Attendees will gain insight into how SPDX can serve as a foundation for building traceability graphs, generating safety documentation, and integrating with pipelines to support continuous compliance.
 

By leveraging the SPDX Safety Profile, developers and safety engineers can streamline and therefore efficiently exchange and maintain safety documentation, ensuring that compliance artifacts - such as safety analyses, safety plans, software requirements specifications, tool qualification records, traceability matrices, and safety case arguments - are both traceable and efficiently maintained throughout the software lifecycle.

This approach not only reduces manual effort and risk of error but also promotes reuse of safety evidence across projects and organizations, fostering a more scalable and collaborative safety engineering process.

The Safety Case itself becomes a Safety SBOM - a structured, machine-readable artifact that can be exchanged just like any other SBOM. Since SBOMs are already the de facto standard for sharing software supply chain information, this approach aligns safety engineering with security practices and enhances interoperability across tools and organizations.

 

 

Short Bio:

Nicole Pappler is a leading expert in functional safety and open-source compliance, with over a decade of experience in safety-critical software and embedded systems.
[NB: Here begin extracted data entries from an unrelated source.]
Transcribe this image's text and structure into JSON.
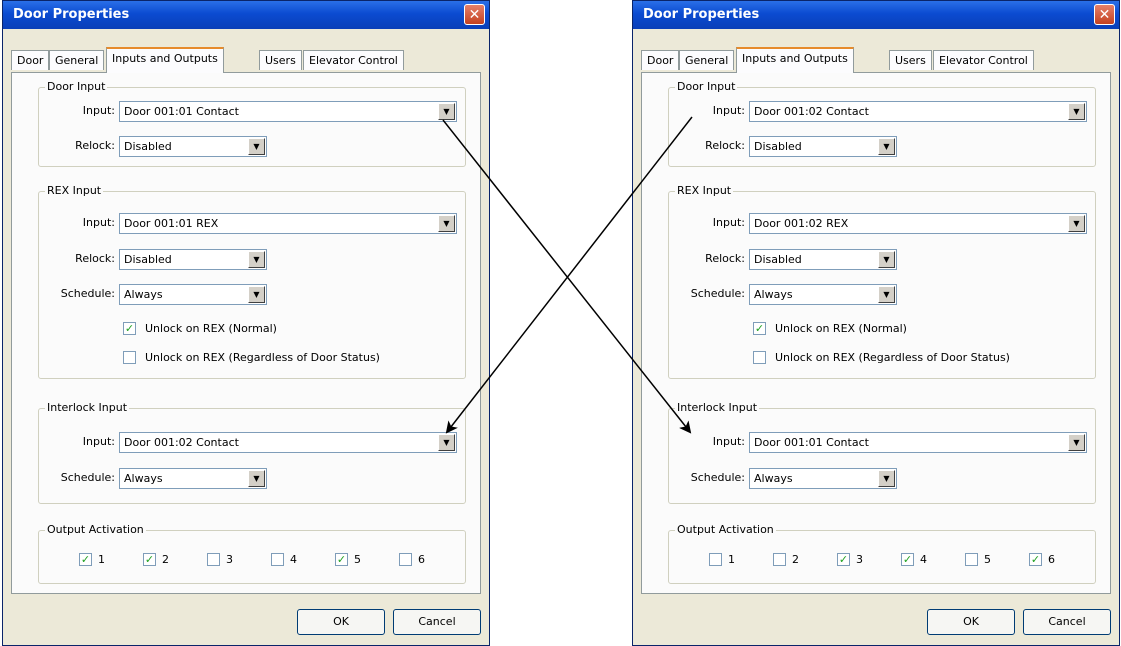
{
  "dialogs": [
    {
      "title": "Door Properties",
      "close_glyph": "✕",
      "tabs": [
        "Door",
        "General",
        "Inputs and Outputs",
        "Users",
        "Elevator Control"
      ],
      "active_tab": "Inputs and Outputs",
      "door_input": {
        "group": "Door Input",
        "input_label": "Input:",
        "input_value": "Door 001:01 Contact",
        "relock_label": "Relock:",
        "relock_value": "Disabled"
      },
      "rex_input": {
        "group": "REX Input",
        "input_label": "Input:",
        "input_value": "Door 001:01 REX",
        "relock_label": "Relock:",
        "relock_value": "Disabled",
        "schedule_label": "Schedule:",
        "schedule_value": "Always",
        "unlock_normal": "Unlock on REX (Normal)",
        "unlock_normal_checked": true,
        "unlock_regardless": "Unlock on REX (Regardless of Door Status)",
        "unlock_regardless_checked": false
      },
      "interlock_input": {
        "group": "Interlock Input",
        "input_label": "Input:",
        "input_value": "Door 001:02 Contact",
        "schedule_label": "Schedule:",
        "schedule_value": "Always"
      },
      "output_activation": {
        "group": "Output Activation",
        "outputs": [
          {
            "label": "1",
            "checked": true
          },
          {
            "label": "2",
            "checked": true
          },
          {
            "label": "3",
            "checked": false
          },
          {
            "label": "4",
            "checked": false
          },
          {
            "label": "5",
            "checked": true
          },
          {
            "label": "6",
            "checked": false
          }
        ]
      },
      "ok_label": "OK",
      "cancel_label": "Cancel"
    },
    {
      "title": "Door Properties",
      "close_glyph": "✕",
      "tabs": [
        "Door",
        "General",
        "Inputs and Outputs",
        "Users",
        "Elevator Control"
      ],
      "active_tab": "Inputs and Outputs",
      "door_input": {
        "group": "Door Input",
        "input_label": "Input:",
        "input_value": "Door 001:02 Contact",
        "relock_label": "Relock:",
        "relock_value": "Disabled"
      },
      "rex_input": {
        "group": "REX Input",
        "input_label": "Input:",
        "input_value": "Door 001:02 REX",
        "relock_label": "Relock:",
        "relock_value": "Disabled",
        "schedule_label": "Schedule:",
        "schedule_value": "Always",
        "unlock_normal": "Unlock on REX (Normal)",
        "unlock_normal_checked": true,
        "unlock_regardless": "Unlock on REX (Regardless of Door Status)",
        "unlock_regardless_checked": false
      },
      "interlock_input": {
        "group": "Interlock Input",
        "input_label": "Input:",
        "input_value": "Door 001:01 Contact",
        "schedule_label": "Schedule:",
        "schedule_value": "Always"
      },
      "output_activation": {
        "group": "Output Activation",
        "outputs": [
          {
            "label": "1",
            "checked": false
          },
          {
            "label": "2",
            "checked": false
          },
          {
            "label": "3",
            "checked": true
          },
          {
            "label": "4",
            "checked": true
          },
          {
            "label": "5",
            "checked": false
          },
          {
            "label": "6",
            "checked": true
          }
        ]
      },
      "ok_label": "OK",
      "cancel_label": "Cancel"
    }
  ],
  "colors": {
    "titlebar": "#0b4bd1",
    "dialog_bg": "#ece9d8",
    "arrow": "#000000"
  }
}
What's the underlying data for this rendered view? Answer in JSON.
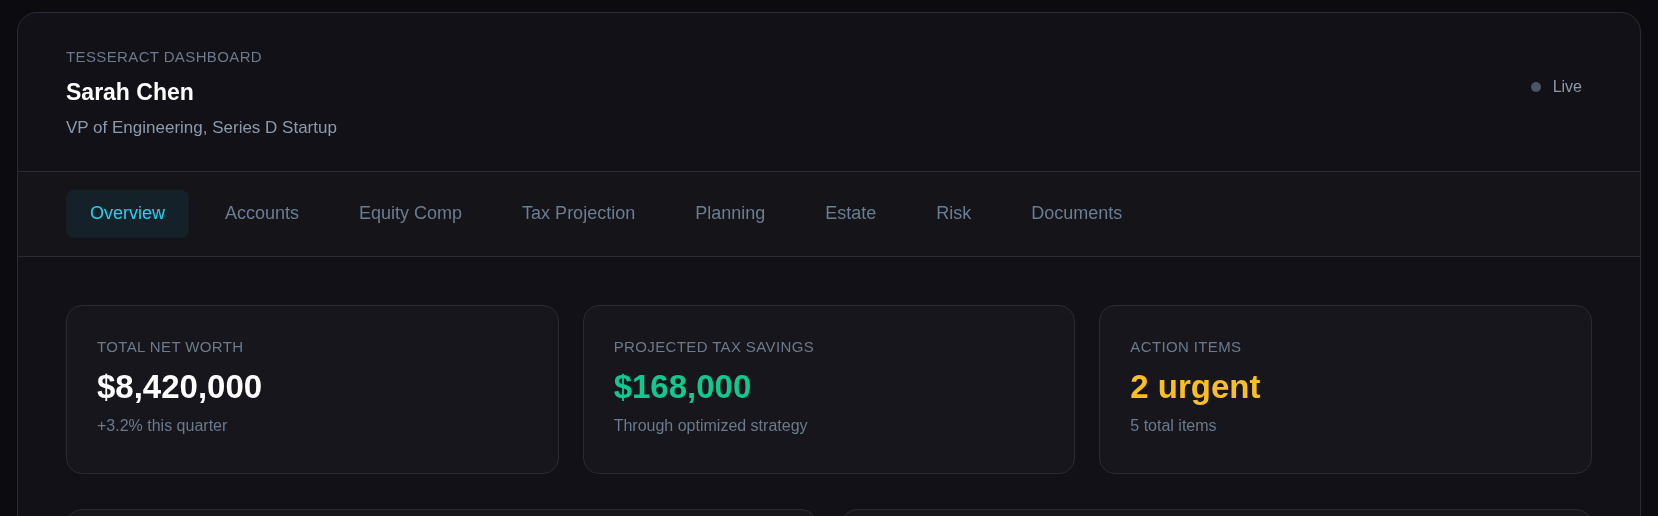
{
  "header": {
    "eyebrow": "TESSERACT DASHBOARD",
    "name": "Sarah Chen",
    "subtitle": "VP of Engineering, Series D Startup",
    "status": {
      "label": "Live",
      "active": false
    }
  },
  "tabs": [
    {
      "label": "Overview",
      "selected": true
    },
    {
      "label": "Accounts",
      "selected": false
    },
    {
      "label": "Equity Comp",
      "selected": false
    },
    {
      "label": "Tax Projection",
      "selected": false
    },
    {
      "label": "Planning",
      "selected": false
    },
    {
      "label": "Estate",
      "selected": false
    },
    {
      "label": "Risk",
      "selected": false
    },
    {
      "label": "Documents",
      "selected": false
    }
  ],
  "stats": [
    {
      "kind": "neutral",
      "label": "TOTAL NET WORTH",
      "value": "$8,420,000",
      "note": "+3.2% this quarter"
    },
    {
      "kind": "positive",
      "label": "PROJECTED TAX SAVINGS",
      "value": "$168,000",
      "note": "Through optimized strategy"
    },
    {
      "kind": "warning",
      "label": "ACTION ITEMS",
      "value": "2 urgent",
      "note": "5 total items"
    }
  ]
}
She is a co-founder of AlektoMetis, a consultancy specializing in functional safety, cybersecurity, and certification support across industries such as automotive, industrial automation, and medical devices.

Nicole serves as the Functional Safety Manager for the Zephyr Project, where she leads efforts to align the Zephyr RTOS with international safety standards like IEC 61508. She is also an active contributor to several open-source initiatives, including ELISA (Enabling Linux in Safety Applications), the SPDX Functional Safety sub group, and the OpenChain Project, where she advocates for trustworthy, certifiable open-source software in regulated environments.

A frequent speaker at international conferences such as FOSDEM and the Open Source Summit, Nicole is known for her thought leadership in bridging the gap between open-source innovation and rigorous safety requirements. Her work aims to enable developers and organizations to build safe, secure, and certifiable systems using open technologies.